Derren Nathan, head of equity research, Hargreaves Lansdown:

“The Federal Reserve will have surprised few commentators with its 0.75% rate hike yesterday, but gave a firm nod to the hawks that the direction of travel for the cost of borrowing is trending upwards. Looking ahead, the US central bank raised its medium-term expectations for federal funds rates, now predicting that they will hit 4.4% by the end of this year and 4.6% by the end of 2023 against previous guidance of 3.4% and 3.8%.

In Chair Powell’s statement he made several references to ongoing strength in the job market, with unemployment sitting at 50-year lows, and this is likely to give the Fed the confidence to embolden its stance against inflation. This did little to settle market nerves with the major US indices suffering in afternoon trading with the Dow, S&P, and Nasdaq all closing down over 1.7%. Brent Crude prices closed down 0.35% to $89.83 following the decision but have climbed back over $90 this morning.

The Bank of England’s Monetary Policy Committee, due to meet later this morning, could follow the Fed’s lead with its own 0.75% increase in base rates, which would be the largest such rise in over three decades.

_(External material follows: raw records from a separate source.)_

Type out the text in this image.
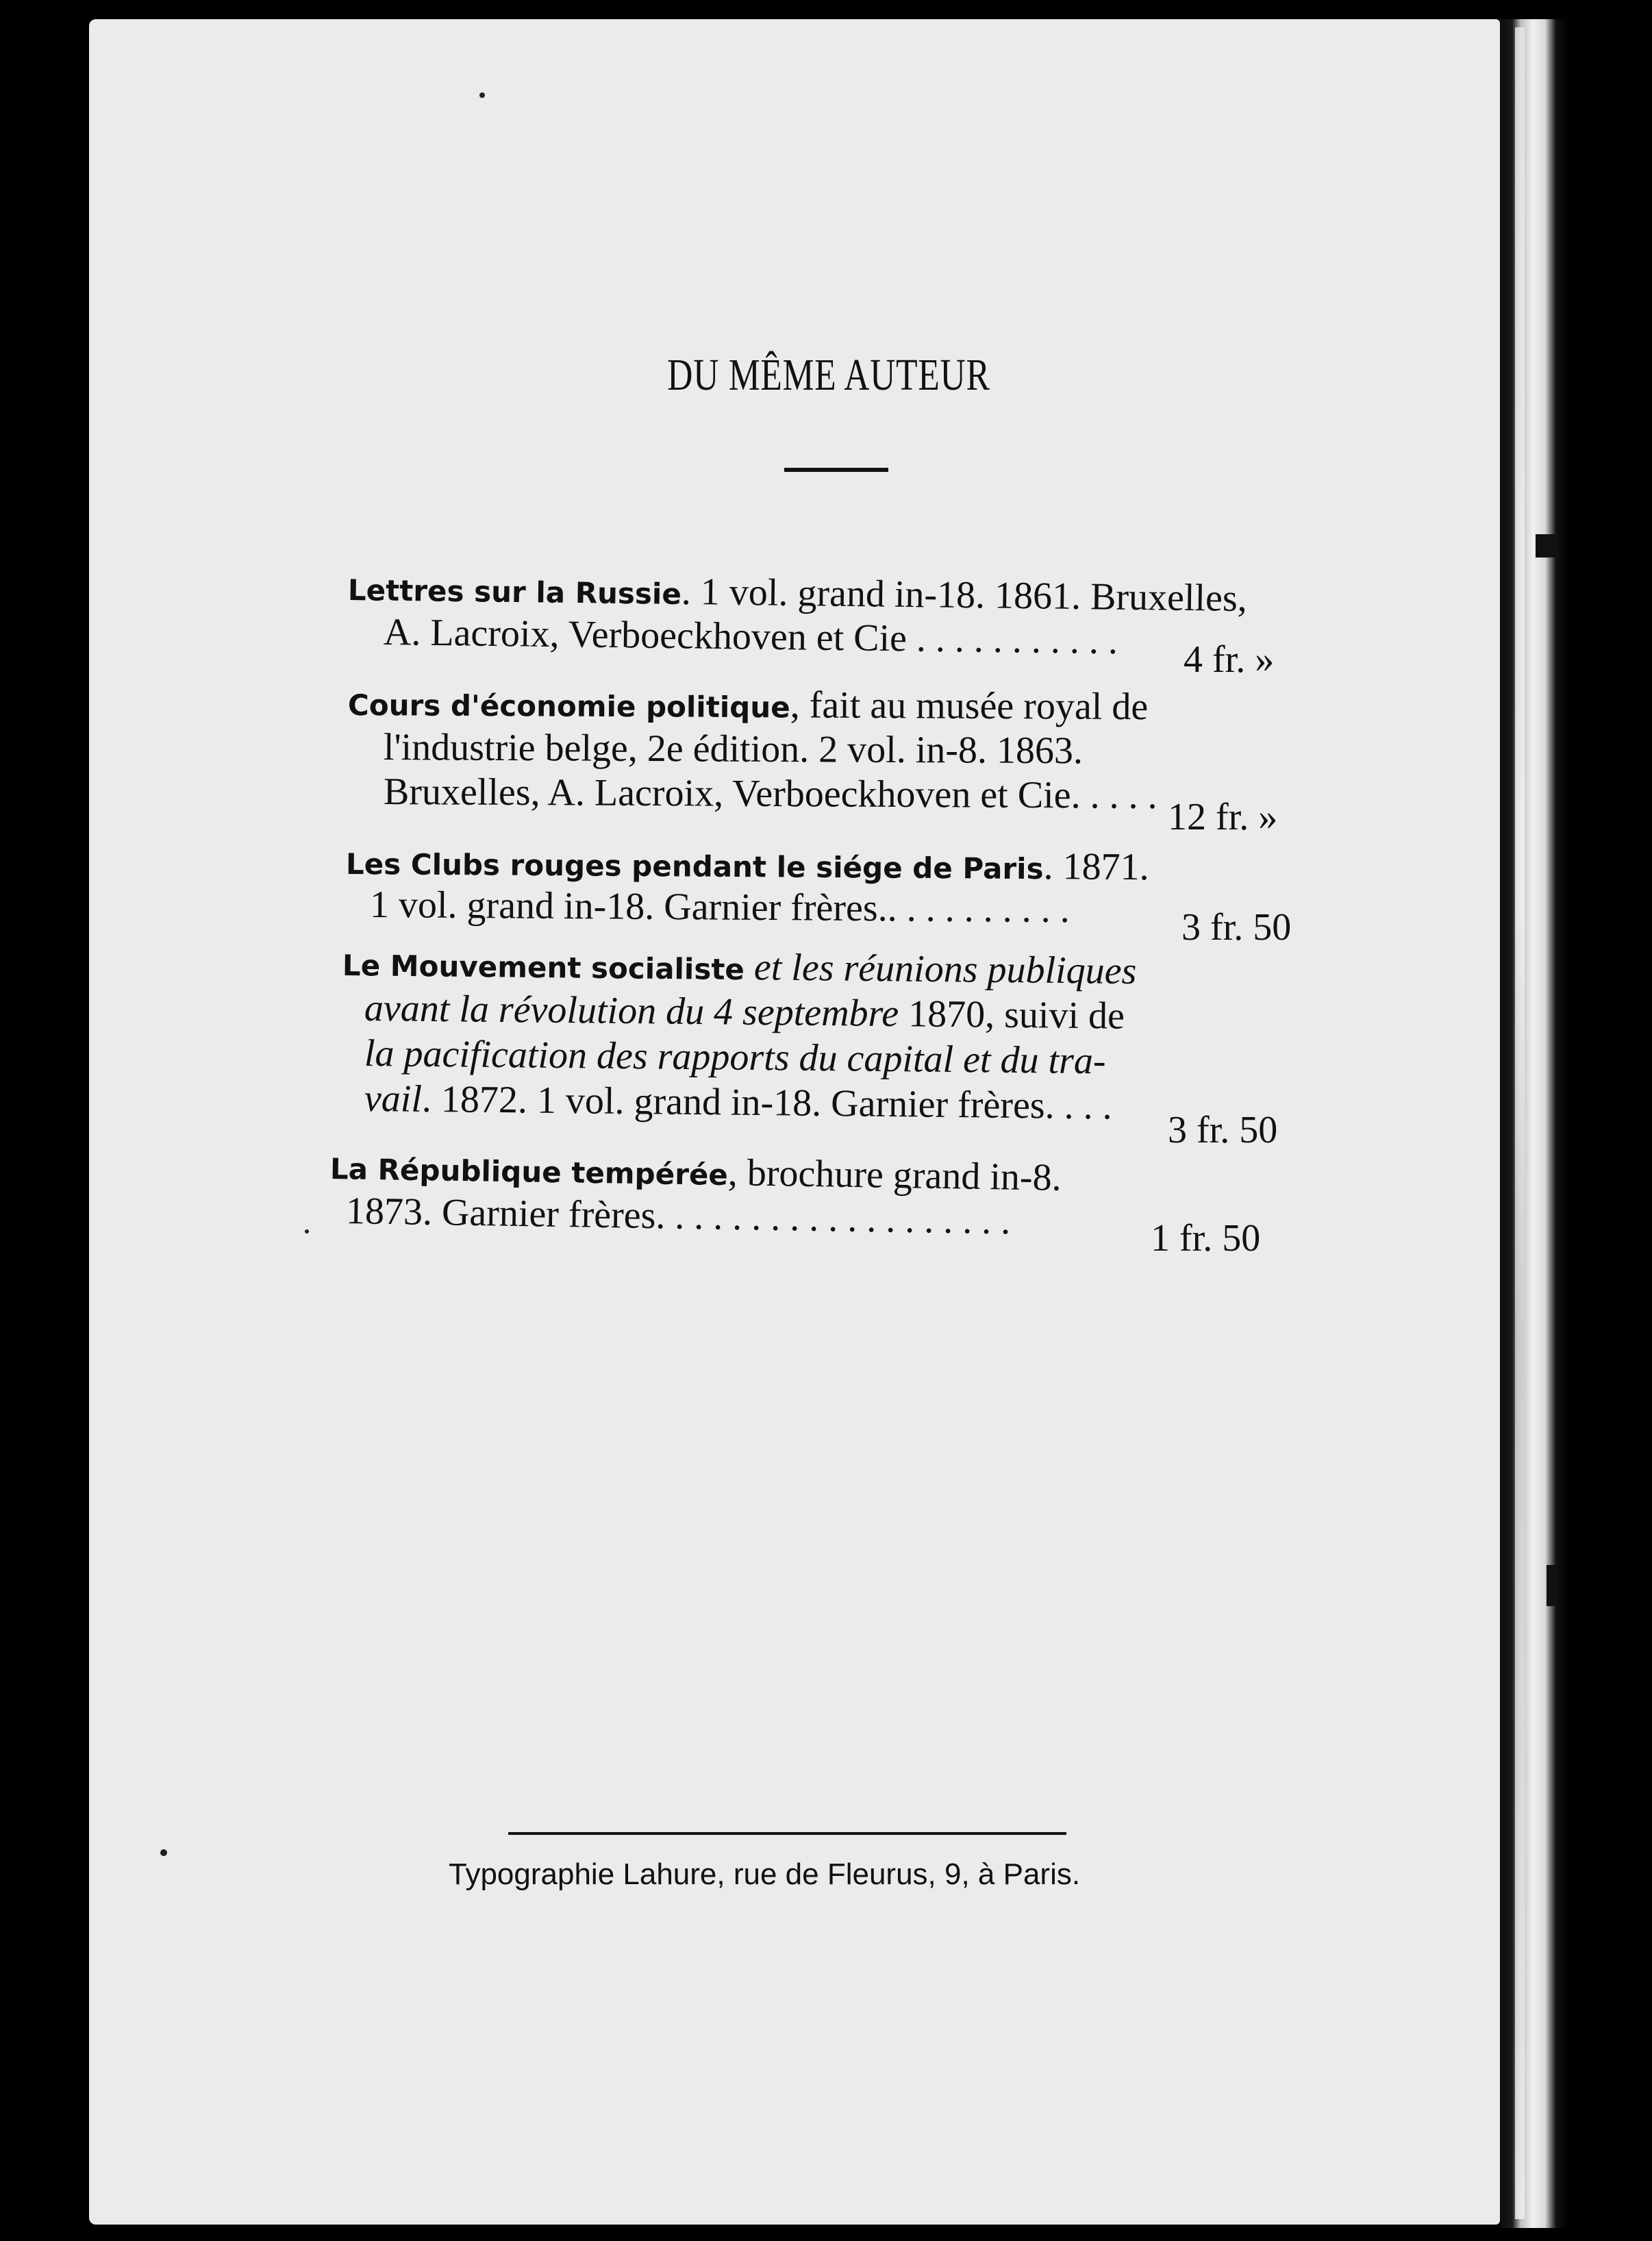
DU MÊME AUTEUR
Lettres sur la Russie. 1 vol. grand in-18. 1861. Bruxelles,
A. Lacroix, Verboeckhoven et Cie . . . . . . . . . . . 4 fr. »
Cours d'économie politique, fait au musée royal de
l'industrie belge, 2e édition. 2 vol. in-8. 1863.
Bruxelles, A. Lacroix, Verboeckhoven et Cie. . . . .
12 fr. »
Les Clubs rouges pendant le siége de Paris. 1871.
1 vol. grand in-18. Garnier frères.. . . . . . . . . .	3 fr. 50
Le Mouvement socialiste et les réunions publiques
avant la révolution du 4 septembre 1870, suivi de
la pacification des rapports du capital et du tra-
vail. 1872. 1 vol. grand in-18. Garnier frères. . . .
3 fr. 50
La République tempérée, brochure grand in-8.
1873. Garnier frères. . . . . . . . . . . . . . . . . . .	1 fr. 50
Typographie Lahure, rue de Fleurus, 9, à Paris.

Some are expecting a more modest 0.5% hike in line with August’s decision. Either way this will be another blow to consumer spending power as higher mortgage payments compound the cost-of-living crisis.

There may be some relief in Kwasi Kwarteng’s mini-budget tomorrow where we are watching out for a range of potential tax cuts for both individuals and businesses. Measures we may see include a reversal in the recent National Insurance increase, cancellation of Rishi Sunak’s proposed higher rate of corporation tax on company profits and a cut to stamp duty on property sales. More details are also expected on the costs of intervention in energy prices. None of this comes for free and there are genuine concerns emerging about government debt levels, which of course are also getting increasingly expensive. With this in mind, there isn’t much short-term scope for a material recovery in Sterling from its current lows.

The Ukraine’s President Zelensky received rapturous applause for his video address to the UN yesterday which set out a 5-point peace plan that included punishment for Russian aggression. However, peace seems to be far from Vladimir Putin’s mind having summoned 300,000 reservists to action, and has raised the rhetoric on the potential use of nuclear weapons in Russia’s defence, explicitly stating that he wasn’t bluffing. There may be further jitters on the markets today.”